The pulses are short lived, even though they are very intense. This is an advantage that we must take advantage of. The more time you save without performing the impulsive act, the more likely you are to resolve the situation correctly.
Identify the impulse
You have to give it the name it deserves: “ It’s just another of my impulses, I don’t have to do what it demands ”. The key is to dissociate your impulse from yourself, so that you see them as an enemy who wants to bring you down. Not like something that is part of you.
Focus the five senses on another question
While the emotional tension decreases in intensity, it is advisable to do another activity that entertains us and occupies our mind. You can go and buy something unimportant, for example.
It will make you think about what you are going to buy, talk to the seller, take out your wallet, count the money… These mundane actions allow you to concentrate and save time. It is not advisable to change the impulse for another. Indeed, leaving the conflictual situation and going to drink or smoke is to change one impulse for another and that is not healthy.
Think about your goals and their consequences
“ If I realize the impulse, what will happen? Will I feel better? How long will the relief last? Do I want to be a person who is not able to control myself? Is this attitude in line with my values? “If you clearly know what your purpose in life is and what your values are, and you do something at odds with it, you will create cognitive dissonance in your mind.

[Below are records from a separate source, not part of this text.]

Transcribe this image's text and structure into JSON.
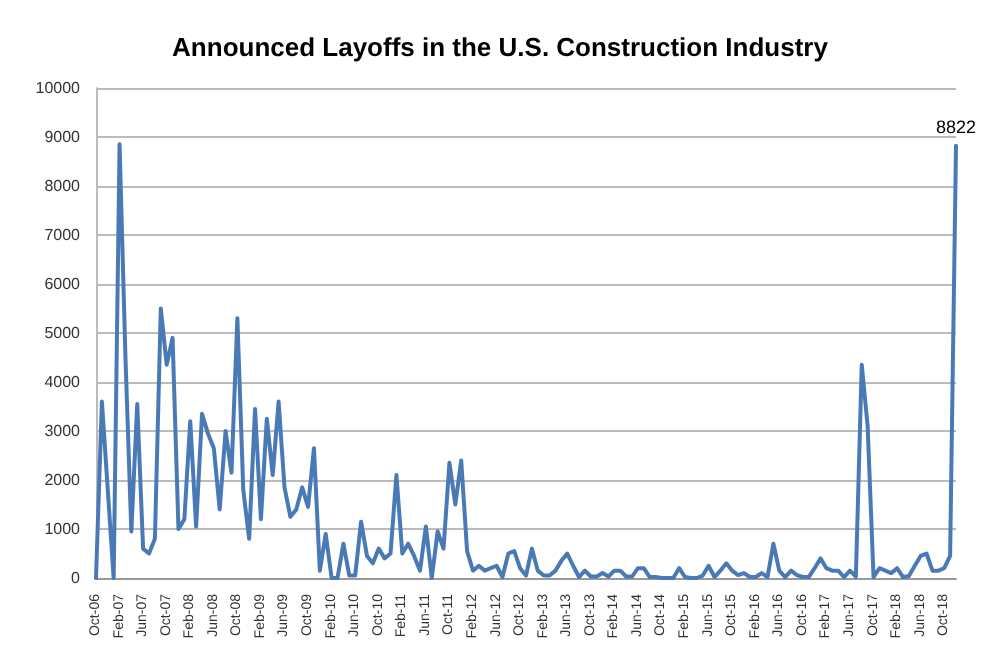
{
  "chart_data": {
    "type": "line",
    "title": "Announced Layoffs in the U.S. Construction Industry",
    "categories": [
      "Oct-06",
      null,
      null,
      null,
      "Feb-07",
      null,
      null,
      null,
      "Jun-07",
      null,
      null,
      null,
      "Oct-07",
      null,
      null,
      null,
      "Feb-08",
      null,
      null,
      null,
      "Jun-08",
      null,
      null,
      null,
      "Oct-08",
      null,
      null,
      null,
      "Feb-09",
      null,
      null,
      null,
      "Jun-09",
      null,
      null,
      null,
      "Oct-09",
      null,
      null,
      null,
      "Feb-10",
      null,
      null,
      null,
      "Jun-10",
      null,
      null,
      null,
      "Oct-10",
      null,
      null,
      null,
      "Feb-11",
      null,
      null,
      null,
      "Jun-11",
      null,
      null,
      null,
      "Oct-11",
      null,
      null,
      null,
      "Feb-12",
      null,
      null,
      null,
      "Jun-12",
      null,
      null,
      null,
      "Oct-12",
      null,
      null,
      null,
      "Feb-13",
      null,
      null,
      null,
      "Jun-13",
      null,
      null,
      null,
      "Oct-13",
      null,
      null,
      null,
      "Feb-14",
      null,
      null,
      null,
      "Jun-14",
      null,
      null,
      null,
      "Oct-14",
      null,
      null,
      null,
      "Feb-15",
      null,
      null,
      null,
      "Jun-15",
      null,
      null,
      null,
      "Oct-15",
      null,
      null,
      null,
      "Feb-16",
      null,
      null,
      null,
      "Jun-16",
      null,
      null,
      null,
      "Oct-16",
      null,
      null,
      null,
      "Feb-17",
      null,
      null,
      null,
      "Jun-17",
      null,
      null,
      null,
      "Oct-17",
      null,
      null,
      null,
      "Feb-18",
      null,
      null,
      null,
      "Jun-18",
      null,
      null,
      null,
      "Oct-18",
      null,
      null
    ],
    "values": [
      0,
      3600,
      1800,
      0,
      8850,
      4500,
      950,
      3550,
      600,
      500,
      800,
      5500,
      4350,
      4900,
      1000,
      1200,
      3200,
      1050,
      3350,
      2950,
      2650,
      1400,
      3000,
      2150,
      5300,
      1800,
      800,
      3450,
      1200,
      3250,
      2100,
      3600,
      1850,
      1250,
      1400,
      1850,
      1450,
      2650,
      150,
      900,
      0,
      0,
      700,
      50,
      50,
      1150,
      450,
      300,
      600,
      400,
      500,
      2100,
      500,
      700,
      450,
      150,
      1050,
      0,
      950,
      600,
      2350,
      1500,
      2400,
      550,
      150,
      250,
      150,
      200,
      250,
      20,
      500,
      550,
      200,
      50,
      600,
      150,
      50,
      50,
      150,
      350,
      500,
      250,
      20,
      150,
      30,
      30,
      100,
      30,
      150,
      150,
      30,
      30,
      200,
      200,
      20,
      20,
      0,
      0,
      0,
      200,
      20,
      0,
      0,
      50,
      250,
      20,
      150,
      300,
      150,
      60,
      100,
      20,
      20,
      100,
      20,
      700,
      150,
      20,
      150,
      60,
      20,
      20,
      200,
      400,
      200,
      150,
      150,
      20,
      150,
      30,
      4350,
      3100,
      20,
      200,
      150,
      100,
      200,
      20,
      40,
      250,
      450,
      500,
      150,
      150,
      200,
      450,
      8822
    ],
    "value_labels": [
      null,
      null,
      null,
      null,
      null,
      null,
      null,
      null,
      null,
      null,
      null,
      null,
      null,
      null,
      null,
      null,
      null,
      null,
      null,
      null,
      null,
      null,
      null,
      null,
      null,
      null,
      null,
      null,
      null,
      null,
      null,
      null,
      null,
      null,
      null,
      null,
      null,
      null,
      null,
      null,
      null,
      null,
      null,
      null,
      null,
      null,
      null,
      null,
      null,
      null,
      null,
      null,
      null,
      null,
      null,
      null,
      null,
      null,
      null,
      null,
      null,
      null,
      null,
      null,
      null,
      null,
      null,
      null,
      null,
      null,
      null,
      null,
      null,
      null,
      null,
      null,
      null,
      null,
      null,
      null,
      null,
      null,
      null,
      null,
      null,
      null,
      null,
      null,
      null,
      null,
      null,
      null,
      null,
      null,
      null,
      null,
      null,
      null,
      null,
      null,
      null,
      null,
      null,
      null,
      null,
      null,
      null,
      null,
      null,
      null,
      null,
      null,
      null,
      null,
      null,
      null,
      null,
      null,
      null,
      null,
      null,
      null,
      null,
      null,
      null,
      null,
      null,
      null,
      null,
      null,
      null,
      null,
      null,
      null,
      null,
      null,
      null,
      null,
      null,
      null,
      null,
      null,
      null,
      null,
      null,
      null,
      "8822"
    ],
    "color": "#4a7ab5",
    "ylim": [
      0,
      10000
    ],
    "yticks": [
      0,
      1000,
      2000,
      3000,
      4000,
      5000,
      6000,
      7000,
      8000,
      9000,
      10000
    ],
    "grid": "y",
    "marker": "none",
    "line_style": "solid"
  }
}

This dissonance is an uncomfortable state of mind. It can certainly be generated by a desire, but above all you must not give in to it. Make sure that everything you do is consistent in your life and matches the goals you have set for yourself as a person.
Solve the problem (if there is one)
If the problem has a solution, it doesn’t hurt to explore the alternatives you can put in place to resolve it. To do this, you can implement the problem-solving technique. If the problem is a product of your imagination and does not have a solution, it is better to label it as such and try to ignore it.
Containing the impulse inevitably comes with a certain tension which is not entirely pleasant. It is because of this same discomfort that ultimately the impulse dominates us.
The key is to dominate it, even if it hurts, even if it causes anxiety. Anxiety or emotional discomfort are nothing more than emotions produced by chemical reactions in the brain, but they do not kill or cause disaster. When you learn to tolerate them, you will find that they are short lived and decrease in intensity.
When impulses dominate us, it is easy to fall into their trap. But realizing how they work is a big step towards controlling our own emotions. Once we know what’s happening to us, where it’s coming from, and how we can control it, the hard part is staying in control. With patience and large doses of acceptance of discomfort, you will learn to overcome your impulses.